Suchen Hilfe
OGH 11.09.2024, 3Ob123/24w

OGH 11.09.2024, 3Ob123/24w

Entscheidungsart: Zurückweisung mangels erheblicher Rechtsfrage

Entscheidungstext

Kopf

Der Oberste Gerichtshof hat als Revisionsgericht durch den Hofrat Hon.-Prof. Dr. Brenn (Vorsitzender), die Hofrätinnen Dr. Weixelbraun-Mohr und Dr. Kodek, den Hofrat Dr. Stefula und die Hofrätin Mag. Fitz in der Rechtssache der klagenden Partei Dr. P*, vertreten durch Aigner Rechtsanwalts-GmbH in Wien, gegen die beklagte Partei E* AG, *, vertreten durch ScherbaumSeebacher Rechtsanwälte GmbH in Graz, wegen 2.275.870,03 EUR sA, über die außerordentliche Revision der klagenden Partei gegen das Urteil des Oberlandesgerichts Wien als Berufungsgericht vom , GZ 3 R 158/23m-30, den

Beschluss

gefasst:

Spruch

Die außerordentliche Revision wird gemäß § 508a Abs 2 ZPO mangels der Voraussetzungen des § 502 Abs 1 ZPO zurückgewiesen.

Begründung:

Rechtliche Beurteilung

[1] 1. Das Bestehen und der Umfang von Schutz- und Sorgfaltspflichten, wie etwa von Beratungs- und Aufklärungspflichten von Banken, ist grundsätzlich eine Frage des Einzelfalls (vgl RS0106373 [T4]; RS0111165 [T7]).

[2] 2. Die Auffassung des Berufungsgerichts, wonach die beklagte Bank vor Durchführung der vom Kläger (dem vormaligen Erstkläger) beauftragten Überweisungen auf Konten von Kryptobörsen über den sich aus dem von ihr implementierten Warnsystem ergebenden (wie sich später herausstellen sollte, berechtigten) Betrugsverdacht nur ihn selbst und nicht auch seine während des Berufungsverfahrens verstorbene Gattin (die vormalige Zweitklägerin, deren Gesamtrechtsnachfolger der Kläger ist) informieren musste, stellt keine vom Obersten Gerichtshof aufzugreifende Fehlbeurteilung dar:

[3] 2.1. Der Kläger und seine Gattin waren bezüglich ihres gemeinsamen Girokontos bei der Beklagten jeweils einzelzeichnungsberechtigt; es handelte sich daher um ein sogenanntes „Oder-Konto“. Bei diesem kann jeder Kontoinhaber im eigenen Namen über das gesamte Guthaben aus dem Konto verfügen, wobei das Zuvorkommen („Angehen“ iSd § 892 ABGB) entscheidet (9 Ob 26/98h).

[4] 2.2. Der Girovertrag ist ein Geschäftsbesorgungsvertrag, nach dem die Bank Verfügungen des Kunden (etwa Überweisungsaufträge) im Rahmen seines Guthabens für seine Rechnung in aller Regel bis zur Beendigung der Geschäftsverbindung ausführen muss (RS0032986).
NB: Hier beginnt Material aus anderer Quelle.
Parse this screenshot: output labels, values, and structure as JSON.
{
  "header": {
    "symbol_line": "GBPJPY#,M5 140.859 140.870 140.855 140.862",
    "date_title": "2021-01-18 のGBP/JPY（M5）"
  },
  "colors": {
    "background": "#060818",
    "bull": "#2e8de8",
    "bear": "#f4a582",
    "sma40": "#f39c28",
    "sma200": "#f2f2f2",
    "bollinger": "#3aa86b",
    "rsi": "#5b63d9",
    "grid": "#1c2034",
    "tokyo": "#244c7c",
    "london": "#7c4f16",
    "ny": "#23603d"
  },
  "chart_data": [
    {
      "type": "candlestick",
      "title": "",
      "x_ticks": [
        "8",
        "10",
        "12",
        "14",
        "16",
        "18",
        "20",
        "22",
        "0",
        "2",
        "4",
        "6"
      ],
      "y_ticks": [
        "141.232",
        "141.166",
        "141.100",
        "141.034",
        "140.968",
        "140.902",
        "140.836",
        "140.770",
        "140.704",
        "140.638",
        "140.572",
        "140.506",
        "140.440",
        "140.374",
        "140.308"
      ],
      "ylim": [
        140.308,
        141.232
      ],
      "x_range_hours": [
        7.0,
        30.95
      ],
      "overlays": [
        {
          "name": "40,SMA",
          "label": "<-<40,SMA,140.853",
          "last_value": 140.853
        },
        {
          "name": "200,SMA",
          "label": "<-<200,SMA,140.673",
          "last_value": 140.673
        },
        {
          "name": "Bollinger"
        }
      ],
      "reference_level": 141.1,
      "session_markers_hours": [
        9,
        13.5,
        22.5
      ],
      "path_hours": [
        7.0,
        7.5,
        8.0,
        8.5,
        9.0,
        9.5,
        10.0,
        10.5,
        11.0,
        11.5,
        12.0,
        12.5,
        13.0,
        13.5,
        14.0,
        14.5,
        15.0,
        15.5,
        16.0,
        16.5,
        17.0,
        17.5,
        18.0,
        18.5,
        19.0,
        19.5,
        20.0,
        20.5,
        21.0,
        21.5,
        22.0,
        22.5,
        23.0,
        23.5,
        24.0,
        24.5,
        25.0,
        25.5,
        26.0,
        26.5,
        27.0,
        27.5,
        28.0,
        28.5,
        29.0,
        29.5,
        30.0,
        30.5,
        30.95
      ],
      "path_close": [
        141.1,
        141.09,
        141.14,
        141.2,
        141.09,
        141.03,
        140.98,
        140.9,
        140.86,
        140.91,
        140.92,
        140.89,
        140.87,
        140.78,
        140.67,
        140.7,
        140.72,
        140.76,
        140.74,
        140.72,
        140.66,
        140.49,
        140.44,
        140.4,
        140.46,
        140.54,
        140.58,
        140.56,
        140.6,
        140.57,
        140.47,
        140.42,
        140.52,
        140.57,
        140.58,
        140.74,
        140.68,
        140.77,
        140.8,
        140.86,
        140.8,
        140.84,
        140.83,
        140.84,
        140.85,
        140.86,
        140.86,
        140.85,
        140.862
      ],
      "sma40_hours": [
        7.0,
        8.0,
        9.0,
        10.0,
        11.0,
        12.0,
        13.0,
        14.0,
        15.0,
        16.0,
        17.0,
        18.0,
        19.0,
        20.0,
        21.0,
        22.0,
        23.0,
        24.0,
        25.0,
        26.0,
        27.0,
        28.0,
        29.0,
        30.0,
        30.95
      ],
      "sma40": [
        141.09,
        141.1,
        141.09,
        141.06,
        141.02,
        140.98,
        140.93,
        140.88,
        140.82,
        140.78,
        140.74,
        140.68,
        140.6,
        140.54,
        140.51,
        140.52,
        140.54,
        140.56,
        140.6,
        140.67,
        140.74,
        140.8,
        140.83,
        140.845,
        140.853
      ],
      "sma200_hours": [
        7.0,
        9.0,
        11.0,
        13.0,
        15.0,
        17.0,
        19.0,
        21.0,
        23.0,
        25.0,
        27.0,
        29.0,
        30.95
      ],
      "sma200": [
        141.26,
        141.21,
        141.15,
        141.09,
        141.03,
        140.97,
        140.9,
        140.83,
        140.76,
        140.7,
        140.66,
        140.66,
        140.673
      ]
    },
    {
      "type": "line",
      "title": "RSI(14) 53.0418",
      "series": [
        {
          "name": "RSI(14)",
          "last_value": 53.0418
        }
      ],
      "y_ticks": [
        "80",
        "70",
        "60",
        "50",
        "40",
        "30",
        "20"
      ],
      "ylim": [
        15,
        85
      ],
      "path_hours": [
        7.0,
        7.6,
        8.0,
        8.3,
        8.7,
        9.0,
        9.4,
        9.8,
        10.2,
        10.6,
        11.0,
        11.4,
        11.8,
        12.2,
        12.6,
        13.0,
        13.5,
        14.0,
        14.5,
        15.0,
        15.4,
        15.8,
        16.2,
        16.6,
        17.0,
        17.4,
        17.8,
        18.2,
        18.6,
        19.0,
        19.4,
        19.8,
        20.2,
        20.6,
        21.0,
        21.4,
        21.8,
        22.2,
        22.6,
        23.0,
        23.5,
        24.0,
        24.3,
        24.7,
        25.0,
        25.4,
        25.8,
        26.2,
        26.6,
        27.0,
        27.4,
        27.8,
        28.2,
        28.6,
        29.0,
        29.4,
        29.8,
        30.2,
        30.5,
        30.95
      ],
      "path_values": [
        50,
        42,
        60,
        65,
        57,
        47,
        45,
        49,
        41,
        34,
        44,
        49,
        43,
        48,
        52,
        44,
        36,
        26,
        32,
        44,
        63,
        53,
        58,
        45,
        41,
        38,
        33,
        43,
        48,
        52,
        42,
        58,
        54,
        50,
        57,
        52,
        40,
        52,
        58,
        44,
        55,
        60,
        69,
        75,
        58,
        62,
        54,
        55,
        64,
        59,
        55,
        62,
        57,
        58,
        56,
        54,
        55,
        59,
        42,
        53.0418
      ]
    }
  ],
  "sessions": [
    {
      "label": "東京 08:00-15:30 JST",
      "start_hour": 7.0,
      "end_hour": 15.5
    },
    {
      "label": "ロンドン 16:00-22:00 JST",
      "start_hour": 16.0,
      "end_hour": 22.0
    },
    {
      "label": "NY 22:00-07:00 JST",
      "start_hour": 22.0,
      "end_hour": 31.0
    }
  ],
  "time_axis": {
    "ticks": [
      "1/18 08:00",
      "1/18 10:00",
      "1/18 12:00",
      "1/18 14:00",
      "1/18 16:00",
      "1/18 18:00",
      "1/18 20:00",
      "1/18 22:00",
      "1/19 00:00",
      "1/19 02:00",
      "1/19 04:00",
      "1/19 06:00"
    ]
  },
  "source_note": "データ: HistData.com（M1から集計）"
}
Auf den Girovertrag sind die Regeln über den Auftrag mitanzuwenden (RS0019656). Überweisungsaufträge sind einseitige, empfangsbedürftige Willenserklärungen, zu deren Ausführung sich das Geldinstitut im Giroverkehr verpflichtet hat. Ihr Zugang löst die Ausführungsverpflichtung aus (RS0019656 [T1]). Aus der dem Auftragsverhältnis immanenten Interessenwahrungspflicht resultiert allerdings unter anderem die Pflicht zur Sorgfalt oder zur Rückfrage bei unklarem oder zu unbestimmtem Auftrag (RS0019656 [T4]).

[5] 2.3. Es trifft zu, dass die Beklagte angesichts des von ihrem internen Warnsystem gemeldeten Verdachts einer gerichtlich strafbaren Handlung (nämlich des Betrugs zu Lasten der Kontoinhaber) zur Information darüber verpflichtet war; daraus folgt aber entgegen der Ansicht des Klägers nicht, dass sie nicht nur ihn selbst (als Auftraggeber der betreffenden Überweisungen), sondern auch die zweite Einzelzeichnungsberechtigte warnen hätte müssen. Jedenfalls ohne Hinzutreten besonderer, hier gerade nicht vorliegender Umstände (wie etwa Zweifel an der Geschäftsfähigkeit des Klägers) war die Beklagte, dazu verpflichtet, die Überweisungsaufträge, die der Kläger trotz Hinweises auf den Betrugsverdacht bekräftigt hatte, durchzuführen. Sie war daher weder berechtigt noch gar verpflichtet, die Gattin des Klägers gesondert auf den bestehenden Betrugsverdacht hinzuweisen, um auf diese Weise den Kläger – entgegen seinem von ihm klar erklärten Willen – allenfalls indirekt von den problematischen Überweisungen abzuhalten.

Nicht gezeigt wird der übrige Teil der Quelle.